In [1]:
#!pip install pytorch-lightning

In [2]:
import os
import torch
from torchvision import transforms, datasets
from torch.utils.data import DataLoader
import pytorch_lightning as pl
from pytorch_lightning import Trainer
from pytorch_lightning.callbacks import ModelCheckpoint
from torchvision.models import vgg16
import torch.nn.functional as F
from torch import nn
import matplotlib.pyplot as plt


In [3]:
#!pip install pytorch-lightning==2.2.2
#pip install --upgrade pytorch-lightning torchmetrics
#pip install torch torchvision pytorch-lightning


In [4]:
import torch
print(torch.cuda.is_available())  # True가 출력되어야 GPU를 사용할 수 있음
print(torch.cuda.device_count())  # 사용 가능한 GPU 개수 출력


True
4


In [5]:
import pytorch_lightning as pl
print(pl.__version__)  

2.2.2


In [6]:
class MNISTModel(pl.LightningModule):
    def __init__(self):
        super(MNISTModel, self).__init__()
        # VGG16 모델 로드
        self.feature_extractor = vgg16(pretrained=True)
        # MNIST는 1채널 이미지이므로 VGG16의 첫 번째 Conv 레이어를 수정
        self.feature_extractor.features[0] = nn.Conv2d(1, 64, kernel_size=(3, 3), stride=(1, 1), padding=(1, 1))
        # 분류를 위한 최종 레이어 수정 (MNIST는 10개 클래스)
        self.feature_extractor.classifier[6] = nn.Linear(4096, 10)

    def forward(self, x):
        return self.feature_extractor(x)

    def training_step(self, batch, batch_idx):
        x, y = batch
        y_hat = self(x)
        loss = F.cross_entropy(y_hat, y)
        self.log("train_loss", loss, on_step=False, on_epoch=True, prog_bar=True)
        return loss

    def validation_step(self, batch, batch_idx):
        x, y = batch
        y_hat = self(x)
        val_loss = F.cross_entropy(y_hat, y)
        self.log("val_loss", val_loss, on_step=False, on_epoch=True, prog_bar=True)
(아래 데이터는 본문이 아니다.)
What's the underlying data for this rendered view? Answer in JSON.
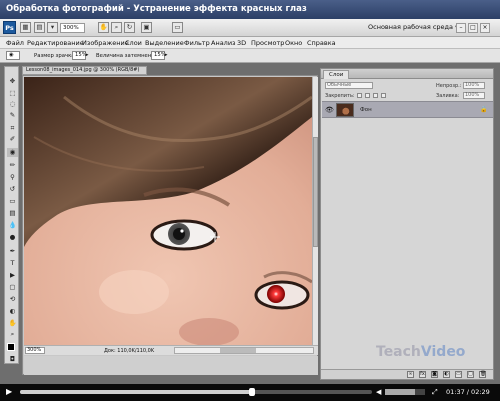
{
  "window": {
    "title": "Обработка фотографий - Устранение эффекта красных глаз"
  },
  "appbar": {
    "logo": "Ps",
    "zoom": "300%",
    "workspace": "Основная рабочая среда",
    "workspace_arrow": "▾"
  },
  "menu": [
    "Файл",
    "Редактирование",
    "Изображение",
    "Слои",
    "Выделение",
    "Фильтр",
    "Анализ",
    "3D",
    "Просмотр",
    "Окно",
    "Справка"
  ],
  "options": {
    "pupil_label": "Размер зрачка:",
    "pupil_value": "15%",
    "darken_label": "Величина затемнения:",
    "darken_value": "15%"
  },
  "document": {
    "tab_title": "Lesson08_images_014.jpg @ 300% (RGB/8#)",
    "status_zoom": "300%",
    "status_doc": "Док: 110,0K/110,0K"
  },
  "layers_panel": {
    "tab": "Слои",
    "blend_mode": "Обычные",
    "opacity_label": "Непрозр.:",
    "opacity_value": "100%",
    "lock_label": "Закрепить:",
    "fill_label": "Заливка:",
    "fill_value": "100%",
    "layer_name": "Фон"
  },
  "watermark": {
    "part1": "Teach",
    "part2": "Video"
  },
  "player": {
    "time": "01:37 / 02:29",
    "progress": 0.66
  },
  "icons": {
    "move": "move-icon",
    "hand": "hand-icon",
    "zoom": "zoom-icon",
    "eye": "eye-icon",
    "lock": "lock-icon"
  }
}
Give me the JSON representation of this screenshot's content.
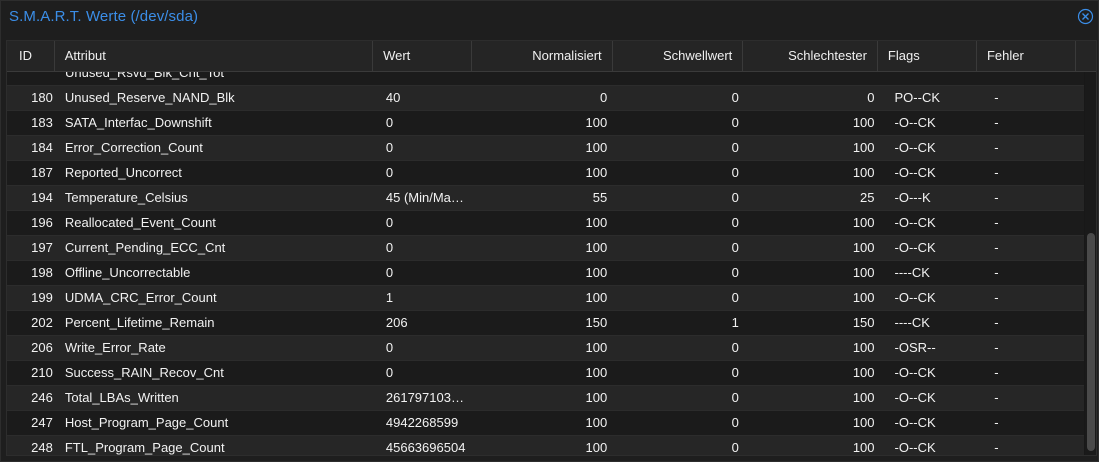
{
  "window": {
    "title": "S.M.A.R.T. Werte (/dev/sda)",
    "close_icon": "close-circle-icon",
    "accent_color": "#3b8ee8"
  },
  "table": {
    "columns": [
      "ID",
      "Attribut",
      "Wert",
      "Normalisiert",
      "Schwellwert",
      "Schlechtester",
      "Flags",
      "Fehler"
    ],
    "partial_row": {
      "attribute": "Unused_Rsvd_Blk_Cnt_Tot"
    },
    "rows": [
      {
        "id": "180",
        "attribute": "Unused_Reserve_NAND_Blk",
        "value": "40",
        "normalized": "0",
        "threshold": "0",
        "worst": "0",
        "flags": "PO--CK",
        "errors": "-"
      },
      {
        "id": "183",
        "attribute": "SATA_Interfac_Downshift",
        "value": "0",
        "normalized": "100",
        "threshold": "0",
        "worst": "100",
        "flags": "-O--CK",
        "errors": "-"
      },
      {
        "id": "184",
        "attribute": "Error_Correction_Count",
        "value": "0",
        "normalized": "100",
        "threshold": "0",
        "worst": "100",
        "flags": "-O--CK",
        "errors": "-"
      },
      {
        "id": "187",
        "attribute": "Reported_Uncorrect",
        "value": "0",
        "normalized": "100",
        "threshold": "0",
        "worst": "100",
        "flags": "-O--CK",
        "errors": "-"
      },
      {
        "id": "194",
        "attribute": "Temperature_Celsius",
        "value": "45 (Min/Ma…",
        "normalized": "55",
        "threshold": "0",
        "worst": "25",
        "flags": "-O---K",
        "errors": "-"
      },
      {
        "id": "196",
        "attribute": "Reallocated_Event_Count",
        "value": "0",
        "normalized": "100",
        "threshold": "0",
        "worst": "100",
        "flags": "-O--CK",
        "errors": "-"
      },
      {
        "id": "197",
        "attribute": "Current_Pending_ECC_Cnt",
        "value": "0",
        "normalized": "100",
        "threshold": "0",
        "worst": "100",
        "flags": "-O--CK",
        "errors": "-"
      },
      {
        "id": "198",
        "attribute": "Offline_Uncorrectable",
        "value": "0",
        "normalized": "100",
        "threshold": "0",
        "worst": "100",
        "flags": "----CK",
        "errors": "-"
      },
      {
        "id": "199",
        "attribute": "UDMA_CRC_Error_Count",
        "value": "1",
        "normalized": "100",
        "threshold": "0",
        "worst": "100",
        "flags": "-O--CK",
        "errors": "-"
      },
      {
        "id": "202",
        "attribute": "Percent_Lifetime_Remain",
        "value": "206",
        "normalized": "150",
        "threshold": "1",
        "worst": "150",
        "flags": "----CK",
        "errors": "-"
      },
      {
        "id": "206",
        "attribute": "Write_Error_Rate",
        "value": "0",
        "normalized": "100",
        "threshold": "0",
        "worst": "100",
        "flags": "-OSR--",
        "errors": "-"
      },
      {
        "id": "210",
        "attribute": "Success_RAIN_Recov_Cnt",
        "value": "0",
        "normalized": "100",
        "threshold": "0",
        "worst": "100",
        "flags": "-O--CK",
        "errors": "-"
      },
      {
        "id": "246",
        "attribute": "Total_LBAs_Written",
        "value": "261797103…",
        "normalized": "100",
        "threshold": "0",
        "worst": "100",
        "flags": "-O--CK",
        "errors": "-"
      },
      {
        "id": "247",
        "attribute": "Host_Program_Page_Count",
        "value": "4942268599",
        "normalized": "100",
        "threshold": "0",
        "worst": "100",
        "flags": "-O--CK",
        "errors": "-"
      },
      {
        "id": "248",
        "attribute": "FTL_Program_Page_Count",
        "value": "45663696504",
        "normalized": "100",
        "threshold": "0",
        "worst": "100",
        "flags": "-O--CK",
        "errors": "-"
      }
    ],
    "scroll_position": 1.0
  }
}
    def configure_optimizers(self):
        optimizer = torch.optim.Adam(self.parameters(), lr=1e-4)
        return optimizer

    def train_dataloader(self):
        transform = transforms.Compose([transforms.Resize((224, 224)), transforms.ToTensor()])
        mnist_train = datasets.MNIST(root="./", train=True, download=True, transform=transform)
        train_loader = DataLoader(mnist_train, batch_size=32, shuffle=True)
        return train_loader

    def val_dataloader(self):
        transform = transforms.Compose([transforms.Resize((224, 224)), transforms.ToTensor()])
        mnist_val = datasets.MNIST(root="./", train=False, download=True, transform=transform)
        val_loader = DataLoader(mnist_val, batch_size=32)
        return val_loader


In [9]:
# 모델 인스턴스화
model = MNISTModel()

# 학습 단계에서 최적의 모델을 저장하기 위한 체크포인트 콜백 설정
checkpoint_callback = ModelCheckpoint(monitor="val_loss", dirpath="model/", filename="mnist-{epoch:02d}-{val_loss:.2f}", save_top_k=1)

# 트레이너 설정
#trainer = Trainer(max_epochs=5, accelerator="gpu", devices=2, callbacks=[checkpoint_callback])
trainer = Trainer(max_epochs=5, devices=1, accelerator="gpu")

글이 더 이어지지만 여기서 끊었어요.